Virtually No Border Control in Eritrea

Asmara 11-04-2014) According to Members of Team Freedom Friday in Asmara, authorities in the country are totally failing to secure the border against the outflow of young refugees fleeing the indefinite national service.

Speaking from the capital this afternoon they said: ‘the sheer number of refugees making the crossing into Europe via Libya as well as the rising numbers of those crossing the border into Sudan and Ethiopia comes as no surprise to us here, everyone here talks about those who have left the country and the fact that the borders are virtually free of security forces’. The poor border control is believed to be a result of diminished capacity in the army due to the level of defections. The gap in manpower at the military has also been reported by Eritrean media outlets earlier this week. Both Awate.com and Assenna.com have reported the situation in relation to the impact of unprecedented defections in the ranks and file of the Eritrean army.

The mood of Asmara residents is described as total resignation, whereby people listlessly spend their days queuing to buy every-day necessities.

Cooking fuel has disappeared from the market and food items such as meat and egg are luxuries that only few can afford. The expenditure of an average family is 10 times over the income of a national service recruit. Freedom Friday Team Members say this is what makes people give up and decide to leave the country.

Talking about signs of potential uprising in the country activists say ‘everyone talks about their dissatisfaction, but we are all aware of the fact that they have spies everywhere, we know even our best friends and members of our family have been recruited as spies, they pay them well and infact that is how we know they are spying for them, this again makes people decide to leave the country’.

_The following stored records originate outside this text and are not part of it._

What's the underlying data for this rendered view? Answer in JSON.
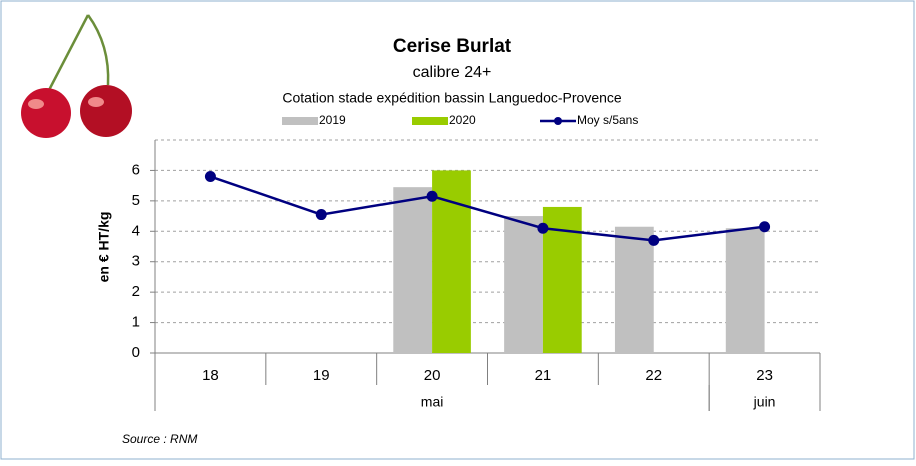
{
  "chart_data": {
    "type": "bar",
    "title": "Cerise Burlat",
    "subtitle": "calibre 24+",
    "description": "Cotation stade expédition bassin Languedoc-Provence",
    "y_axis_label": "en € HT/kg",
    "source": "Source : RNM",
    "categories": [
      "18",
      "19",
      "20",
      "21",
      "22",
      "23"
    ],
    "groups": [
      {
        "label": "mai",
        "count": 5
      },
      {
        "label": "juin",
        "count": 1
      }
    ],
    "series": [
      {
        "name": "2019",
        "type": "bar",
        "color": "#c0c0c0",
        "values": [
          null,
          null,
          5.45,
          4.5,
          4.15,
          4.1
        ]
      },
      {
        "name": "2020",
        "type": "bar",
        "color": "#99cc00",
        "values": [
          null,
          null,
          6.0,
          4.8,
          null,
          null
        ]
      },
      {
        "name": "Moy s/5ans",
        "type": "line",
        "color": "#000080",
        "values": [
          5.8,
          4.55,
          5.15,
          4.1,
          3.7,
          4.15
        ]
      }
    ],
    "ylim": [
      0,
      7
    ],
    "yticks": [
      0,
      1,
      2,
      3,
      4,
      5,
      6
    ],
    "grid": true
  }
}
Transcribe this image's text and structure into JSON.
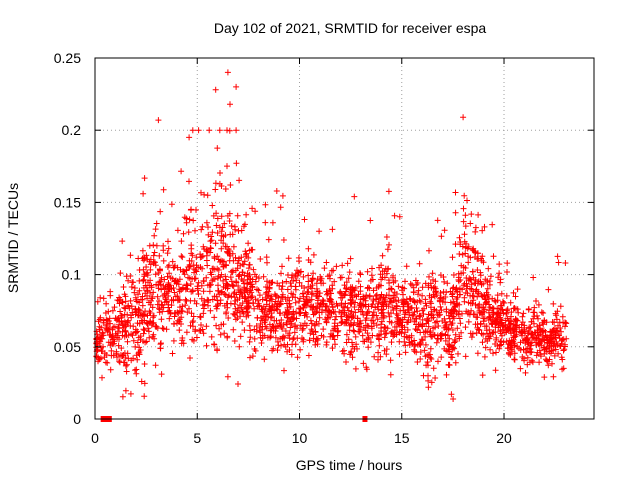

The number of people leaving Eritrea has risen dramatically over the last few months and despite difficulties in the refugee camps in Ethiopia and Sudan it is estimated that between 3,000 – 5,000 people, mostly young men, are leaving the country every month. Over the last four days five boats carrying over 6,000 refugees, including many from Eritrea, were rescued by Italian coastguards.

It is to be remembered that in October 2013, 366 Eritreans died in a single boat accident along the Mediterranean. That accident triggered the setting up of the rescue operation Mare Nostrum. To date the Operation has rescued over 20,000 persons at sea.

Notes

 

  • Freedom Friday (Arbi Harnet) is a movement aimed at encouraging civil resistance to injustice inside Eritrea
  • Every Eritrean over the age of 17 is regimented into Eritrea’s extensive National Service for unspecified periods of time. No one has been demobilised from the National Service since the conclusion of the border conflict with Ethiopia in 2004.